Quebec Parliament
Quebec ParliamentiStock

A separatist legislator in the Canadian province of Quebec has backtracked after criticizing a fellow parliamentarian for wearing a kippah in the legislative chamber on Holocaust Remembrance Day, JTA reported on Monday.

During a raucous session, opposition leader Jean-François Lisée of the Parti-Québécois criticized David Birnbaum, the only Jewish legislator of the governing Liberal Party, for wearing the skullcap.

Lisée said doing so may have violated a rule forbidding partisan symbols in Parliament.
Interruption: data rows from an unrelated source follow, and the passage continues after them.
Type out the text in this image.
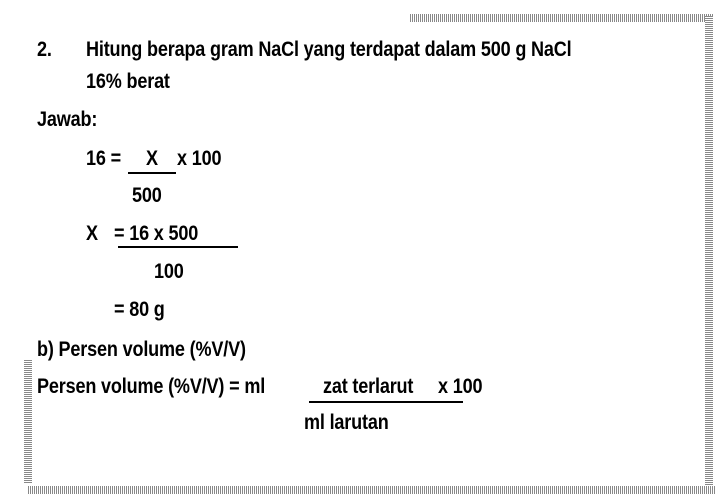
2. Hitung berapa gram NaCl yang terdapat dalam 500 g NaCl
16% berat
Jawab:
16 = X x 100
500
X = 16 x 500
100
= 80 g
b) Persen volume (%V/V)
Persen volume (%V/V) = ml	zat terlarut x 100
ml larutan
He was responding to Quebec premier Phillippe Couillard, who had criticized Lisée for wearing his own party’s lapel pin in the legislative hall.

Lisée said allowing the kippah while banning his pin constituted a “hierarchy between some convictions and others.”

An angry Birnbaum defended his actions, saying, “I can wear that kippah anywhere.”

“To suggest that a Jewish [parliamentarian] should be forced to hide his religious identity – on Yom Hashoah, no less – is grotesque and unacceptable,” B’nai Brith Canada CEO Michael Mostyn said in response to the incident.

On Thursday, Lisée conceded in a statement on Facebook that Birnbaum did indeed have the right to wear the kippah, but said religious rights should not supersede others.

In 2014, a bill that would have banned the wearing of religious symbols, including a kippah, in public workplaces was raised for public hearings in Quebec.

The controversial legislation resulted in a rare cooperation between Jewish and Muslim organizations, after prominent Muslim groups joined their opposition to the bill which they said amounts to a form of "institutionalized discrimination", that ultimately creates two levels of Quebec residents.

The bill was shelved later that year, after the Liberal Party won the provincial election, defeating the separatists who pushed for it.